Ce que nous avons essayé de faire cette année avec le champ économie, c’est d’organiser, au-delà du laboratoire, pour tous les champs, une équipe constituée de cinq doctorants. Tous les mois, nous voulons avoir un moment scientifique dédié aux différents champs. Les doctorants qui ont constitué ces équipes ont pour rôle d’aller chercher des présentateurs. J’invite à ce niveau les collègues à venir pour permettre aux doctorants d’apprendre. Ce qu’ils ont bien fait dernièrement dans les "Doctoriales" avec des séances de travaux très intéressantes. C’est déjà opérationnalisé pour l’Economie, le Droit public. Gorée Institute a voulu s’associer à ce travail et nous avons promis d’accueillir la première session économie. J’ai négocié avec une institution américaine basée à Dakar ainsi qu’avec l’ISRA un partenariat. L’idée est d’organiser très souvent des moments scientifiques avec les doctorants, mais aussi les praticiens. La deuxième partie, c’est de mettre l’accent sur la relation entre le doctorant et son directeur qui pose problème lorsque ce dernier n’est pas disponible. On va faire en sorte que les labos soient les points d’ancrage de ces jeunes chercheurs en incubation qui deviendront seniors. Nous voulons mettre en place un dispositif d’incitation à l’image des labos, plus enclins à accueillir les doctorants plutôt que de les laisser errer.
Inscrivez-vous vos actions dans une dynamique de booster davantage la recherche à travers des coopérations sud-sud ou nord-sud ?

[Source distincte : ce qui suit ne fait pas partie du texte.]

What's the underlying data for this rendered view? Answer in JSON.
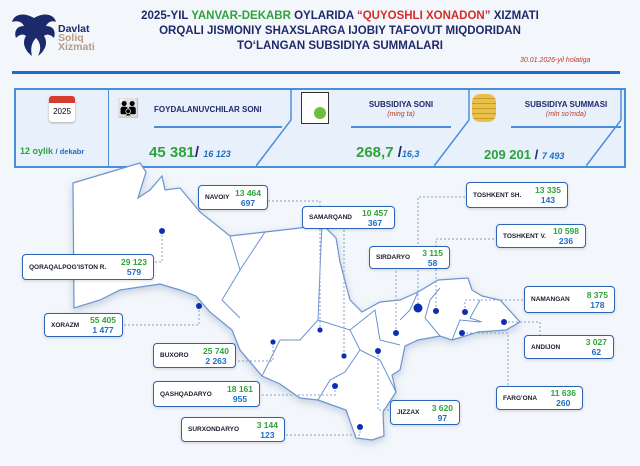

Nous avons déjà commencé en allant voir la mairie de Dakar, c’était dans l’esprit de sortir de ce schéma classique des ressources publiques. Ce qui nous a valu un prix, de 3 millions, de la Ville de Dakar (VDD), qui sera décerné aux lauréats du concours "Ma thèse en trois minutes". La mairie a également mis à notre disposition deux millions pour couvrir les charges des "Doctoriales". En plus de cela, nous avons un avenant avec la mairie qui nous donne la possibilité d’exposer les posters et les logos pendant trois ans. Mais aussi, la possibilité de travailler sur les questions de la VDD et nous avons plusieurs labos qui peuvent être intéressés. Nous avons pu avoir de la VDD la possibilité de travailler avec des universités, des villes jumelles de la mairie, ce qui donne déjà un premier protocole. La suite, c’est d’aller chercher le privé car la plupart de ce qui s’y trouve vient d’ici. Il faut qu’il y ait un jeu aller-retour entre le privé et l’université pour que le premier puisse avoir des gains de productivité et aller conquérir d’autres marchés et que l’université de Dakar, en termes de feedback, puisse aller vers des questions de recherches qu’elle ne percevait pas. Nous avons demandé à une entreprise cotée de la place de siéger dans le conseil scientifique. Il ne faut pas laisser en rade tout ce qui est institution. Nous avons mis quelqu’un de la Banque mondiale dans le conseil scientifique parce que nous estimons que ces institutions ont leur place dans la manière dont nos politiques sont profilées. C’est valable pour le Bureau international du travail (BIT). La panoplie est vraiment large par rapport aux cibles que nous essayons de toucher. Sur le plan international, nous avons reçu de l’université de Las Palmas une invitation pour nouer une collaboration sur ce qui se fait là-bas au niveau doctoral. C’est valable pour Le Havre, Sherbrooke pour la mobilité de nos chercheurs et doctorants. Nous allons essayer d’entrer en contact avec des ambassades des pays du sud comme la Malaisie, pour comprendre la trajectoire de leur prospérité.